On several occasions, when AFA-CWA leadership were asked to justify why negotiations were still dragging on after four years, they would refer to their decision to make ‘ground duty’ pay a red line. This push has been labelled as ambitious by union leaders but general consensus is that it was ill-advised as it ultimately led to prolonged talks and extra friction at the bargaining table.
Only paid in the air. Is that fair?
Until 2022 not one of the major US airlines paid flight attendants for boarding and deplaning passengers. Instead, crew members would only earn their normal hourly rate from the moment the plane pushed back from the gate to when it arrived at its destination.
Working for free during one of the busiest and most stressful parts of a flight attendant’s day has been criticised for particularly disadvantaging junior flight attendants, who routinely work domestic routes with multiple legs or flights each day. As a result, these flight attendants spend significantly more time boarding and deplaning passengers than senior crew members working international trips, which typically involves only two periods of boarding and deplaning.
It was Delta Air Lines - the only major US airline without union representation for flight attendants - that first started paying flight attendants 50% of their hourly date during boarding. This means that for the past three years, Delta cabin crew have earned nearly $450 extra per month. Indeed, Delta flight attendants are set to receive an additional €58,500 in boarding pay compensation by 2032.
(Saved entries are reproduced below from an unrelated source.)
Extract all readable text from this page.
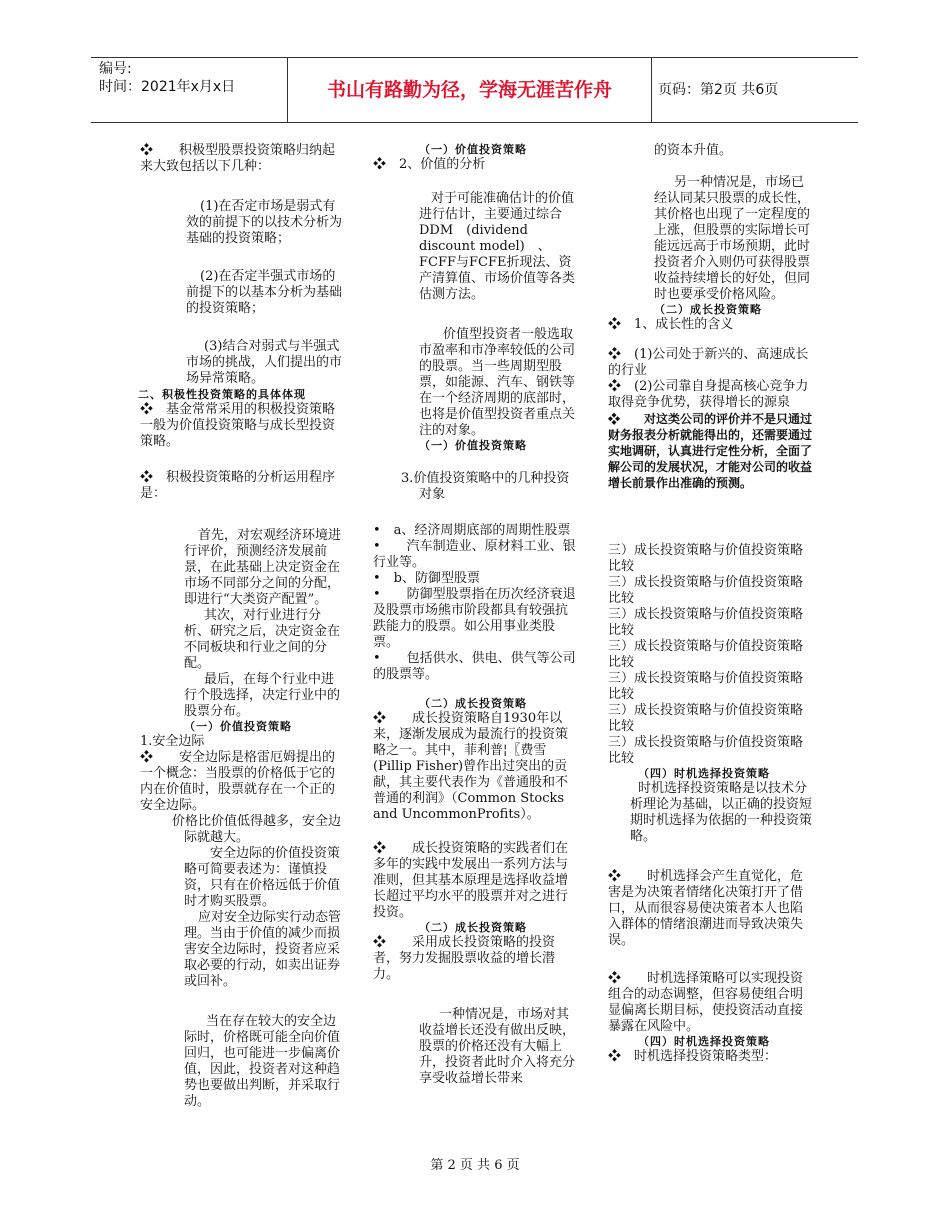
编号:
时间：2021年x月x日	书山有路勤为径，学海无涯苦作舟	页码：第2页 共6页

❖　　积极型股票投资策略归纳起来大致包括以下几种：

(1)在否定市场是弱式有效的前提下的以技术分析为基础的投资策略；

(2)在否定半强式市场的前提下的以基本分析为基础的投资策略；

(3)结合对弱式与半强式市场的挑战，人们提出的市场异常策略。

二、积极性投资策略的具体体现

❖　基金常常采用的积极投资策略一般为价值投资策略与成长型投资策略。

❖　积极投资策略的分析运用程序是：

首先，对宏观经济环境进行评价，预测经济发展前景，在此基础上决定资金在市场不同部分之间的分配，即进行“大类资产配置”。

其次，对行业进行分析、研究之后，决定资金在不同板块和行业之间的分配。

最后，在每个行业中进行个股选择，决定行业中的股票分布。

（一）价值投资策略

1.安全边际

❖　　安全边际是格雷厄姆提出的一个概念：当股票的价格低于它的内在价值时，股票就存在一个正的安全边际。

价格比价值低得越多，安全边际就越大。

安全边际的价值投资策略可简要表述为：谨慎投资，只有在价格远低于价值时才购买股票。

应对安全边际实行动态管理。当由于价值的减少而损害安全边际时，投资者应采取必要的行动，如卖出证券或回补。

当在存在较大的安全边际时，价格既可能全向价值回归，也可能进一步偏离价值，因此，投资者对这种趋势也要做出判断，并采取行动。

（一）价值投资策略

❖　2、价值的分析

对于可能准确估计的价值进行估计，主要通过综合　DDM　(dividend discount model)　、FCFF与FCFE折现法、资产清算值、市场价值等各类估测方法。

价值型投资者一般选取市盈率和市净率较低的公司的股票。当一些周期型股票，如能源、汽车、钢铁等在一个经济周期的底部时，也将是价值型投资者重点关注的对象。

（一）价值投资策略

3.价值投资策略中的几种投资对象

•　a、经济周期底部的周期性股票

•　　汽车制造业、原材料工业、银行业等。

•　b、防御型股票

•　　防御型股票指在历次经济衰退及股票市场熊市阶段都具有较强抗跌能力的股票。如公用事业类股票。

•　　包括供水、供电、供气等公司的股票等。

（二）成长投资策略

❖　　成长投资策略自1930年以来，逐渐发展成为最流行的投资策略之一。其中，菲利普¦〖费雪(Pillip Fisher)曾作出过突出的贡献，其主要代表作为《普通股和不普通的利润》（Common Stocks and UncommonProfits）。

❖　　成长投资策略的实践者们在多年的实践中发展出一系列方法与准则，但其基本原理是选择收益增长超过平均水平的股票并对之进行投资。

（二）成长投资策略

❖　　采用成长投资策略的投资者，努力发掘股票收益的增长潜力。

一种情况是，市场对其收益增长还没有做出反映，股票的价格还没有大幅上升，投资者此时介入将充分享受收益增长带来

的资本升值。

另一种情况是，市场已经认同某只股票的成长性，其价格也出现了一定程度的上涨，但股票的实际增长可能远远高于市场预期，此时投资者介入则仍可获得股票收益持续增长的好处，但同时也要承受价格风险。

（二）成长投资策略

❖　1、成长性的含义

❖　(1)公司处于新兴的、高速成长的行业

❖　(2)公司靠自身提高核心竞争力取得竞争优势，获得增长的源泉

❖　　对这类公司的评价并不是只通过财务报表分析就能得出的，还需要通过实地调研，认真进行定性分析，全面了解公司的发展状况，才能对公司的收益增长前景作出准确的预测。

三）成长投资策略与价值投资策略比较

三）成长投资策略与价值投资策略比较

三）成长投资策略与价值投资策略比较

三）成长投资策略与价值投资策略比较

三）成长投资策略与价值投资策略比较

三）成长投资策略与价值投资策略比较

三）成长投资策略与价值投资策略比较

（四）时机选择投资策略

时机选择投资策略是以技术分析理论为基础，以正确的投资短期时机选择为依据的一种投资策略。

❖　　时机选择会产生直觉化，危害是为决策者情绪化决策打开了借口，从而很容易使决策者本人也陷入群体的情绪浪潮进而导致决策失误。

❖　　时机选择策略可以实现投资组合的动态调整，但容易使组合明显偏离长期目标，使投资活动直接暴露在风险中。

（四）时机选择投资策略

❖　时机选择投资策略类型：

第 2 页 共 6 页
The compensation is proving so popular that some senior flight attendants are now opting for more domestic flights to take advantage of boarding pay. Delta’s bold step to modernise flight attendant pay is often attributed to a lack of union negotiations, allowing it to to sidestep prolonged discussions and unilaterally implement the change.
The struggle continues
When it comes to boarding pay, it’s not only United that’s dragging its feet. In 2023, Spirit Airlines finalised a new contract for its flight attendants that included wage increases of up to 27% but absolutely no mention of boarding pay. This April, American Airlines crew started to collect boarding pay for the first time after contract negotiations dragged on for more than three years.
If boarding pay is included in the final United package, it will signal long-overdue progress. But a recently leaked memo from the AFA-CWA, advising members not to reject an upcoming contract, smacked of preemptive damage control and signalled to the industry that the final agreement may fall short of expectations. Failure to secure those terms would underscore a key argument made by critics of union-led negotiations: that unionisation, and the red tape that comes with it, will always delay progress, especially when expectations are set high and compromise is elusive. Delta’s move, made independently and years earlier, may be seen as the cleaner, more effective model.
At USTN, we believe boarding pay should not be a bargaining chip; it should be a given. That’s why we are launching a campaign to standardise boarding pay across the US airline industry. Regardless of airline or union affiliation, flight attendants deserve to be paid from the moment they begin working, not just when the plane takes off.
Until now, the lack of standardisation has created a great disparity in pay practices across the industry. As a flight attendant, your pay packet and your standard of living are shaped by negotiation politics rather than operational realities and for junior flight attendants, especially, this is one of the most inequitable aspects of the job.
Even if boarding pay is implemented from tomorrow, United flight attendants will never catch up with Delta flight attendants when it comes to total compensation. In bad news for unions, it will also mean that Delta’s compensation model will continue to stand apart, not just for what it offers, but for how it got there.